M. B. köyde doğmuş, ilkokul mezunu, esnaflık deneyimi olan, değerler bilinci sağlam, bana göre kendi çapında filozof, benim ülkemin yetiştirdiği iyi bir insan. Ara sıra görüşüyoruz ve bana günlük yaşamından yazıyor. Aşağıdakini okurken içim sıcacık oldu ve henüz anlayamadığım bir nedenle gözüm ıslandı; sizinle paylaşmak istedim.
**
Geçen hafta yaşamış olduğum bir olayı sizinle paylaşmak istiyorum.
Sürekli gittiğim bir esnaf lokantasına öğle yemeği için gittim. Siparişimi verdim ve dört kişilik masada tek başıma oturuyorum. O arada içeriye kırk beş yaşlarında gösteren bir beyefendi geldi. Elindeki bastona baktım görme engellilerin kullanmış olduğu bir baston.
Garson Beyefendi’ye yer gösterip ilgilendi; ancak hava rüzgarlı idi ve kapı sürekli açılıp kapandığı için gösterilen yere oturmak istemedi.
Ben kendi masama buyur ettim; sağ olsun kabul etti, geldi. Merhabalaştık; kendisi için sipariş verdi. Ben o arada yemek yemeye başlamış idim.
Görme engelli birisi ile nasıl konuşulacağını bilmiyorum. Neyse konuyu kendisi açtı ve havadan sudan konuştuk. Doğuştan görme engelli olduğunu ve yüzde on Işık’tan yararlandığını söyledi. Sonra, oturduğum evin kendimin olup olmadığını sordu. Kiracıyım, dedim.

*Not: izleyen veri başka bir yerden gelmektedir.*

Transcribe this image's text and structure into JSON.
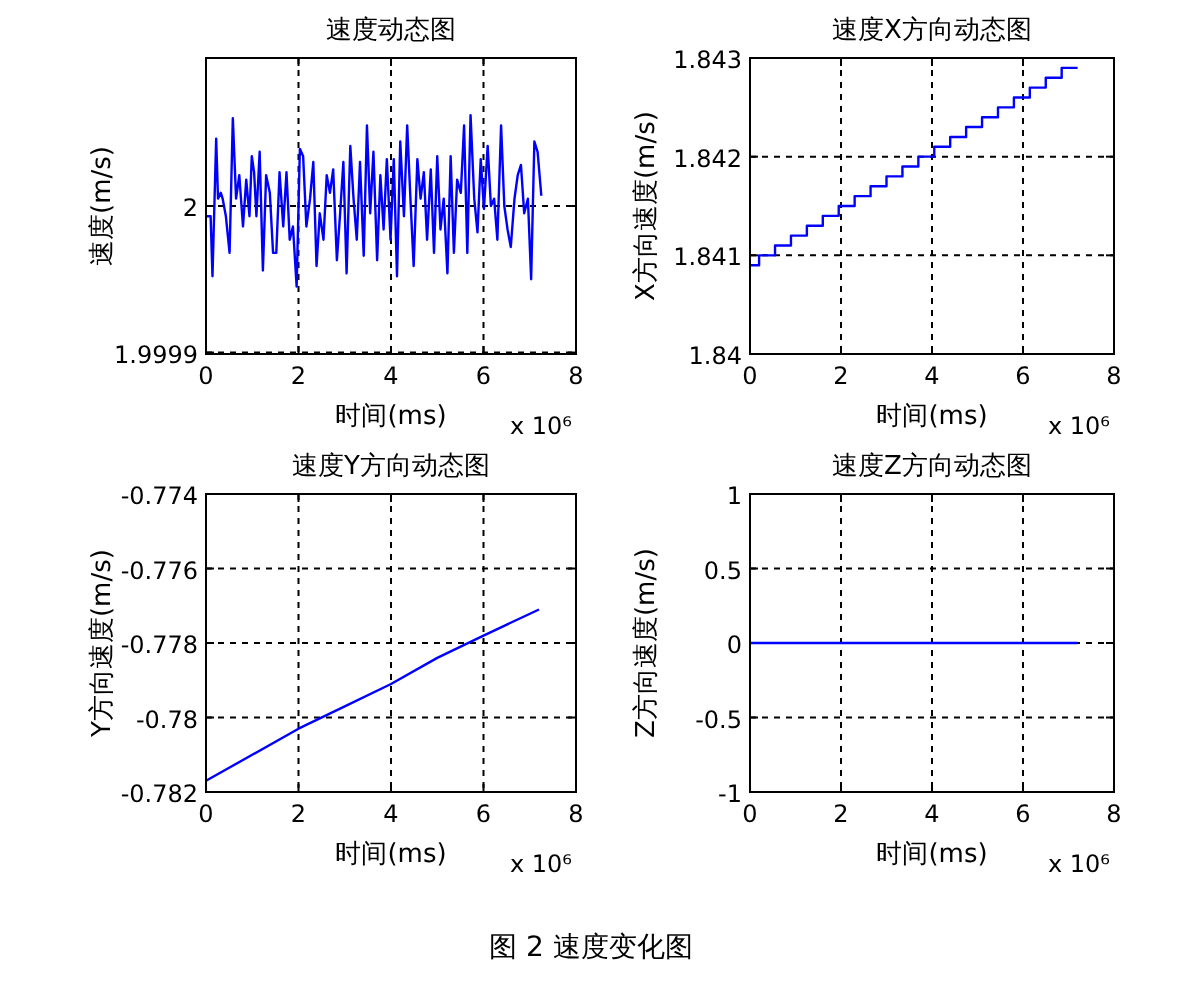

Oysa oturduğum ev kendi evim. Neden kira dedim? Kendisinin muhtemelen kiracı olduğunu düşündüm; eşit ilişki içerisinde sohbet edelim istedim.
“Sizin oturduğunuz ev kendinizin mi?” diye sordum.
“Evet ama kendi evimde kiracı olarak oturuyorum,” dedi.
Sohbete devam etmek için, nasıl yani, diye sordum.
Konut kredisi kullanarak evi aldığını ve ödemelerin bitmesine on beş ay daha kaldığını söyledi.
Ben yemeğimi bitirdim kendisini bekliyorum başka bir şey yiyecek mi, diye.
İzin alıp hesabı ödemek istiyorum. Sonra anladım ki, kendisinin niyeti de benim hesabı ödemek. Yemeğini bitirdi ve garson bey tabakları toplarken çatal bıçak sesinden benim de yemeğimin bittiğini anladı.
Siz ne yemiştiniz diye, sordu bana. Ben de, lütfen izin verirseniz ödemeyi ben yapmak istiyorum, dedim.
Olmaz, ben çalışıyorum, bir işim var, dedi.
Tamam, sizi anlıyorum, dedim, ama ben davet ettim sizi masaya.
Kabul etti ve hesabı ödedik çıktık.
Hocam sizinle paylaşmak istedim.
**
Evet, hepsi bu. Okuduğunuz için teşekkür ederim.
Bu ülkenin kültürü içinde yoğrulmuş insanımızı canıma çok yakın buluyor ve onları gönülden seviyorum.